PDF pending restoration
ERIC Number: ED238902
Record Type: Non-Journal
Publication Date: 1982-May
Reference Count: N/A
Relationship of Significant Others, Parental and Teacher Influences to the Development of Self Concept, Science Attitudes and Achievement among Adolescent Girls. Final Report.
Morse, Linda W.; Handley, Herbert M.
This study was planned (1) to identify factors, both social and academic, associated with the gender-role and self-concept perceptions of seventh and eighth grade adolescent girls relative to their participation in science; and (2) to determine the relationship of these emerging concepts of self to the attitudes and achievement of these girls toward science. For purposes of contrast, these two sets of relationships were also studied for the male peer group of the same educational level. Self concept and perception of gender role identities, as related to science, were investigated as pivotal variables which either constrained or supported early adolescents' interests and achievement in science.
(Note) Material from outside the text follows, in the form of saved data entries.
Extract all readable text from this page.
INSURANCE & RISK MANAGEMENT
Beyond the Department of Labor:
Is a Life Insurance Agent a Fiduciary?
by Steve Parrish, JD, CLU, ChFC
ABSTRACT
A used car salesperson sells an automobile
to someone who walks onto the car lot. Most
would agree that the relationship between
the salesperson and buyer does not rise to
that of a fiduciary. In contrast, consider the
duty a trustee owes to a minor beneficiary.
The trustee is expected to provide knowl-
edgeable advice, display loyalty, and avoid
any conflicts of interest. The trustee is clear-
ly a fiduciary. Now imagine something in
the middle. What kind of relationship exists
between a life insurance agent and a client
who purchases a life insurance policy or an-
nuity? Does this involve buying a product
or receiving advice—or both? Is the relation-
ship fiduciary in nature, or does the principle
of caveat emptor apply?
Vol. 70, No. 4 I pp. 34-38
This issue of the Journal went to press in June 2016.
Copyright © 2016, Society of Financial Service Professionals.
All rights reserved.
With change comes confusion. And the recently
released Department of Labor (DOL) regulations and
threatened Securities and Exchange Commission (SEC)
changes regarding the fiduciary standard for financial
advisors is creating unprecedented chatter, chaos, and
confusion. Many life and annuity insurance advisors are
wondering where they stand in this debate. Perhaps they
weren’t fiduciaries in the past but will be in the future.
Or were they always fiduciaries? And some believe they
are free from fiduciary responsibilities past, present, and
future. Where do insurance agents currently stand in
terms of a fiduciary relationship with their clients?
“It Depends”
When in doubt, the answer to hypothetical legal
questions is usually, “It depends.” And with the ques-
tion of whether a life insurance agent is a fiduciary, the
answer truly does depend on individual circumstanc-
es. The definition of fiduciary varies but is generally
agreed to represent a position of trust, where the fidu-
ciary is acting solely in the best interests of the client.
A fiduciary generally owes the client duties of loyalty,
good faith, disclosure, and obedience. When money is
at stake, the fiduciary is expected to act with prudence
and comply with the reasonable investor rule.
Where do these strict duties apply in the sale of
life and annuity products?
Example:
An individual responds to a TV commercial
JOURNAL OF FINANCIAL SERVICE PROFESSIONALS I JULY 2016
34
In addition to the variables associated with general aptitude and achievement of the youth, the influences of significant others (e.g., supportive parent, teacher, peer) were considered as potential antecedents to their development of the self concept in science. Self concept and gender-role identities were then viewed in relation to the adolescents' achievement and attitudes in science. Subjects for the year 1979-1980, were 175 grade 7 students. The next year, subjects were 190 grade 8 science class students. A battery of 14 instruments was employed for collecting data relevant to student achievement, attitudes, aptitudes, and classroom interaction. (PN)
Publication Type: Reports - Research
Education Level: N/A
Sponsor: National Inst. of Education (ED), Washington, DC.
Authoring Institution: Mississippi State Univ., Mississippi State, Bureau of Educational Research.